The situation with the sugar industry has gotten more bizarre, with the Allahabad HC stepping in and mandating that the mills buy sugarcane at Rs. 110 per kilo and start processing. While on first thought, it seems quite funny that the high court is getting into matters it shouldn’t get into, such as fixing of a market price, the situation on the ground is quite grim.
And the main reason for all this is heavy intervention by the state; in my opinion, heavier intervention than what we saw in the bad old days of Indira Gandhi. Back then, the state fixed a price and said “take it or leave it”. Here, even that option doesn’t exist. When the sugar mills didn’t like the state-fixed price of Rs. 125 per quintal, they decided to stop procurement and production. However, the state intervened and didn’t even allow them to do that, and now the HC has ordered them to start production, albeit after sourcing at a lower cost.
The difference between procurement in sugarcane, and that in other commodities is that in the others, the government effectively writes an option to the farmers by fixing a “minimum support price” (MSP). If no one else is willing to pay the farmers that much, the government buys it from them. However, in case of sugarcane, the government doesn’t buy anything. It is the private mills that need to procure the sugar at the stated price.
The problems don’t stop there. For example, currently, you can’t export sugar, which effectively pushes down its market price. So on one hand you have controlled prices for input, and on the other you have a suppressed price for your goods. Not a good situation to be in, unless Mulayam Singh is in power. The SP uses the sugar mills as a huge vote bank, and consequently used to set a lower price for sugar procurement in UP. So as long as it was in power, the industry was happy. Now, Mayawati depends on the votes of the sugarcane GROWERS, and her coming to power has turned things completely upside down.
Let us assume that in the absence of a state advised price, market fundamentals would determine the price of sugarcane. The reason a state advised price exists is that if things are left to the market, the mills would squeeze out the farmers, and set an extremely low price for procurement. And not having much choice (due to another bizarre set of laws, you can’t sell sugarcane grown here in another state), the farmer would have no choice but to accept this abysmal price.

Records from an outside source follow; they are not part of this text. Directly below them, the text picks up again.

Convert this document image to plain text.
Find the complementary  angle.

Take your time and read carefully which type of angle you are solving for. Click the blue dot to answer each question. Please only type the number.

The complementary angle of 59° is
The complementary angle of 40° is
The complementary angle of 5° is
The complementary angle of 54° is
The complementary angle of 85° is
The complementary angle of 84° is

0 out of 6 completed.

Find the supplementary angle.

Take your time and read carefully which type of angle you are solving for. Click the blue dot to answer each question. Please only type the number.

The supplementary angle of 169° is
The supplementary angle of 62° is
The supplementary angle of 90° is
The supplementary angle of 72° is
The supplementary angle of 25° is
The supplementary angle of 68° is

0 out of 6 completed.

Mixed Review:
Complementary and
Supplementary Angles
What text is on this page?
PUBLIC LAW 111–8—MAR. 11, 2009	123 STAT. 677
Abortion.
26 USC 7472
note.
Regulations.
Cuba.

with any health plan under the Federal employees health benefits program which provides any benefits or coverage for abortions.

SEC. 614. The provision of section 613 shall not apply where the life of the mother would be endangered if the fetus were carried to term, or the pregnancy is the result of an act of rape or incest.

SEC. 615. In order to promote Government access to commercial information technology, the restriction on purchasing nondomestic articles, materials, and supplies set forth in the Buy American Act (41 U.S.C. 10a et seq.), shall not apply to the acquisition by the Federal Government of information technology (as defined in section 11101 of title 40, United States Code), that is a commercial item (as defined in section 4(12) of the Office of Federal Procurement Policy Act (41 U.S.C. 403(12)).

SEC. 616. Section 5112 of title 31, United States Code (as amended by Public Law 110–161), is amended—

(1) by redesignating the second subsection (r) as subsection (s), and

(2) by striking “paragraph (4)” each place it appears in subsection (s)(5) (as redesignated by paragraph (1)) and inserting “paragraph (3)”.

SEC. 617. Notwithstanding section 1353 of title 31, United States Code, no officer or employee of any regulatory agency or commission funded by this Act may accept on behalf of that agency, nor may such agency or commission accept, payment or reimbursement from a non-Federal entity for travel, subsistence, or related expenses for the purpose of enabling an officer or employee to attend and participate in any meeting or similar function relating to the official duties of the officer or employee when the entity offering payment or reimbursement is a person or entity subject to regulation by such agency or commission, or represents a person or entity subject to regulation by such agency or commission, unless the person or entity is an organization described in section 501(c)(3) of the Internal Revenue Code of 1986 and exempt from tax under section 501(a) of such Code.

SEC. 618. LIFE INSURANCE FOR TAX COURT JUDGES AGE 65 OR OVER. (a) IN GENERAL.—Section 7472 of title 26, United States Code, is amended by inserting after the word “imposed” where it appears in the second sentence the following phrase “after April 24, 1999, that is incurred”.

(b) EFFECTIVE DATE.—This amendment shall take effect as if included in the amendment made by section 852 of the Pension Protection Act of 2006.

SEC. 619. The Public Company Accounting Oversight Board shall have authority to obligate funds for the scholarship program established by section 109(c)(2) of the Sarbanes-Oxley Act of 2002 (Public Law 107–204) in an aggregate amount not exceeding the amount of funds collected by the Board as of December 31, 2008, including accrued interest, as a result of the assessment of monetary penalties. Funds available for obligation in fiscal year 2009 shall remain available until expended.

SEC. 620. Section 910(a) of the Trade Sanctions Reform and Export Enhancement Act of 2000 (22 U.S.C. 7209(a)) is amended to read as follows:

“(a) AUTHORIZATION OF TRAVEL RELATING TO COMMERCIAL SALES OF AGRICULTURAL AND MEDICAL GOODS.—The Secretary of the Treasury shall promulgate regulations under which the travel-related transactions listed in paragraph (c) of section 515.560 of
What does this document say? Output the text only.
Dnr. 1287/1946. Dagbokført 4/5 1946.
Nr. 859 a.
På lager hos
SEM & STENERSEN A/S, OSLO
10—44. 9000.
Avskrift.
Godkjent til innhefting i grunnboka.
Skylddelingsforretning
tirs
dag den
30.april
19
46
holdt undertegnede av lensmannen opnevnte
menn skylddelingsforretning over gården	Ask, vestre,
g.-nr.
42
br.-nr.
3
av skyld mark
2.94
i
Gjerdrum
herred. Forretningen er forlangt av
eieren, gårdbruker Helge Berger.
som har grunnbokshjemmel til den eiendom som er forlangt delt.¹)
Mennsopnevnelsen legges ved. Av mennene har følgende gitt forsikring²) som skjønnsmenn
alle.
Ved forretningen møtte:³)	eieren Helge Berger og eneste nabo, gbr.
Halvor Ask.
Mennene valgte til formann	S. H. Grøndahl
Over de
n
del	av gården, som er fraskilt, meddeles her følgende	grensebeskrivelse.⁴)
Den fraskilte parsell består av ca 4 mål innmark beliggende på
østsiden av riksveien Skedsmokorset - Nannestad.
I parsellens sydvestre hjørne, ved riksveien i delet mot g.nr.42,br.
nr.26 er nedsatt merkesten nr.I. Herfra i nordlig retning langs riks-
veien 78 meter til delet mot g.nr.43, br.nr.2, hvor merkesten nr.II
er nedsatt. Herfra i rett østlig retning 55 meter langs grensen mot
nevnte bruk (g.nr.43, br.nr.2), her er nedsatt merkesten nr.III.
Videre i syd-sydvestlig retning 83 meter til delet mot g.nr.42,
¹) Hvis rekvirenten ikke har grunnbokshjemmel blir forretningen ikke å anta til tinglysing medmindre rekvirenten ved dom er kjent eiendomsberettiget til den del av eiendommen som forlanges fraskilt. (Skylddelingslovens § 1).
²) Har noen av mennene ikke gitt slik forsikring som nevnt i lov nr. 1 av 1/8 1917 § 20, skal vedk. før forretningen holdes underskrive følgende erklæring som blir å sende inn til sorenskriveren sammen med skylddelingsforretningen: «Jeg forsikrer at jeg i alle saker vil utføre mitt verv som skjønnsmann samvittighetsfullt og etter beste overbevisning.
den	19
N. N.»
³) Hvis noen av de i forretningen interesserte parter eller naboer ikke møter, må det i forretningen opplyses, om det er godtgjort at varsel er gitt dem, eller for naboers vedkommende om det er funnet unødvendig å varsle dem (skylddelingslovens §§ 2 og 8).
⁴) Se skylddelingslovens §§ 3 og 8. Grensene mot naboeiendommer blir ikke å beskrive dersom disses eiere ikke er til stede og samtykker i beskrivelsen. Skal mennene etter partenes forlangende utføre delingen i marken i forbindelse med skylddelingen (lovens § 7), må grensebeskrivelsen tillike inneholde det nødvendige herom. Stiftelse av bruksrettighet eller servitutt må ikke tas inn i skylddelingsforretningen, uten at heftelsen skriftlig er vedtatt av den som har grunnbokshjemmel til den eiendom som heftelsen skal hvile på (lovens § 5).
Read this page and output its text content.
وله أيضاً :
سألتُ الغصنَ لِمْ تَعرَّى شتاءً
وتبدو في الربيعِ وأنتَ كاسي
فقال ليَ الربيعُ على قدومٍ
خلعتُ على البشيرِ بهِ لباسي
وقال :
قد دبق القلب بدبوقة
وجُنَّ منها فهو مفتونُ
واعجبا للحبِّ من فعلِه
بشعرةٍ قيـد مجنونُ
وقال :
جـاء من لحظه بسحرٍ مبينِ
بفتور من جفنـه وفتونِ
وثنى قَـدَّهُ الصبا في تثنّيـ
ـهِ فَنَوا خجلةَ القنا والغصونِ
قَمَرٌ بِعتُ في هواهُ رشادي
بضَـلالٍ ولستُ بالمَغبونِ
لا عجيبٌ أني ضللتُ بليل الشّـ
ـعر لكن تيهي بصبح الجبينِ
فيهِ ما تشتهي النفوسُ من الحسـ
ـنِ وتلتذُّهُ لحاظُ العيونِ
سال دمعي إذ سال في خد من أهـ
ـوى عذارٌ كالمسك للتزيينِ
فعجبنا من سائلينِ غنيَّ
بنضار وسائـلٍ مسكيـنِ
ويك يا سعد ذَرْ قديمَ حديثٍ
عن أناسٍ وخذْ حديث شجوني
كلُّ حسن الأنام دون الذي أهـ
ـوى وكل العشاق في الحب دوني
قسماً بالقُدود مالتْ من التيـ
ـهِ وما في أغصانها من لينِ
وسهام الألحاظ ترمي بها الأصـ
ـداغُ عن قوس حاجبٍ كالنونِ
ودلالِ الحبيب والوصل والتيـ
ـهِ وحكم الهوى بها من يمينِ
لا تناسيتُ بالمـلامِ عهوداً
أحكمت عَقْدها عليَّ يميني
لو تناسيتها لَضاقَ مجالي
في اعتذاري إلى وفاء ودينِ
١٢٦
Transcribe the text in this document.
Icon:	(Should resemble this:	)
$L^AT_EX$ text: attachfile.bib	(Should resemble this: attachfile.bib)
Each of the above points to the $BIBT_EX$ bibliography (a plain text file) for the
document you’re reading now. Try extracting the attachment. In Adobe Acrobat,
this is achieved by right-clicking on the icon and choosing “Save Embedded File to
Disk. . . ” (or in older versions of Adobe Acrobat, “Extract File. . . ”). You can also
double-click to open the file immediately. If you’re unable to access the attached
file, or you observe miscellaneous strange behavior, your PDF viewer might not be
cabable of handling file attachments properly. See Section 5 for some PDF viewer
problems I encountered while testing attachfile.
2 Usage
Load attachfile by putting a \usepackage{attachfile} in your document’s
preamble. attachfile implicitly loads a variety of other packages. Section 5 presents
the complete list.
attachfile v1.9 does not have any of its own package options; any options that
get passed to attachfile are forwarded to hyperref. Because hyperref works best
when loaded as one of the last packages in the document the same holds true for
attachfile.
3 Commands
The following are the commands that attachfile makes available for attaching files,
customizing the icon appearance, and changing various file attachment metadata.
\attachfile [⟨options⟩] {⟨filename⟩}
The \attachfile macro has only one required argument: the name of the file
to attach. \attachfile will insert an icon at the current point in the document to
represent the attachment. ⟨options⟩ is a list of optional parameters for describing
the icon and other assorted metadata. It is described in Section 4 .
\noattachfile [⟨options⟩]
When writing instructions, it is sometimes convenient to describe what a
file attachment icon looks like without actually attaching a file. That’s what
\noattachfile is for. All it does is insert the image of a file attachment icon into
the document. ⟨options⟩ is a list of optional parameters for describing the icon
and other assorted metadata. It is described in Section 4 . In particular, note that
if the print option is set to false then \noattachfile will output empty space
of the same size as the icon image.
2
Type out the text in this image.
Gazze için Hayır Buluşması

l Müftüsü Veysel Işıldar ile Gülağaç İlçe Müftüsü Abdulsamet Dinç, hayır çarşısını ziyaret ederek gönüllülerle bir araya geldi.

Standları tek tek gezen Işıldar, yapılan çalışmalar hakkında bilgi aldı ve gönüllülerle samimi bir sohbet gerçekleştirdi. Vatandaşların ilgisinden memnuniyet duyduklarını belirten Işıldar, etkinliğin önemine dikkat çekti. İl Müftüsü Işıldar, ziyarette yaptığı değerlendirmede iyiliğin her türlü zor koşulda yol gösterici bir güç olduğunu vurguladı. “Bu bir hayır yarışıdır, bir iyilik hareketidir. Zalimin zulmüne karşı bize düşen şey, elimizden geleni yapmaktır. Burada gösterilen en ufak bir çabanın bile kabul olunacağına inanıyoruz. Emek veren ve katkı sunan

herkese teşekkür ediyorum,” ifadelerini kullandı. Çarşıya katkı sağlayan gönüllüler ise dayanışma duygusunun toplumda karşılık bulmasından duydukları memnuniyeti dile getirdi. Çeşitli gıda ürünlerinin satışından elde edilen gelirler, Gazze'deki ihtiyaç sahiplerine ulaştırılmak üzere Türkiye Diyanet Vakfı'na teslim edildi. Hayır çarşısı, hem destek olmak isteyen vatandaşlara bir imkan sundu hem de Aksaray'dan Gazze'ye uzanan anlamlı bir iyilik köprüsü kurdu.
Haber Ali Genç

Now, what is the market solution to this problem? Under normal market circumstances, more people would set up sugar mills, and thus compete with the existing producers, which would result in higher revenues for farmers. However, the uncertainty caused due to heavy state intervention takes out all incentives to invest.
So, is there a way out of the current mess? Due to the current political situation it is unlikely. Each government in UP supports one part of the sugar supply chain or the other, and hence, would like to retain control over the industry. Then at the central level, the agriculture minister Sharad Pawar is himself from the sugar industry, and represents Baramati, which is in the powerful sugar belt in Maharashtra. He too has a vested interest in the industry, so policy changes at the central level can be ruled out.
One hope might be that the movement of sugarcane across states might bet liberalized, but given that the current government rolled back the NDA’s attempts to dismantle the Essential Commodities Act, one is also not very hopeful of this.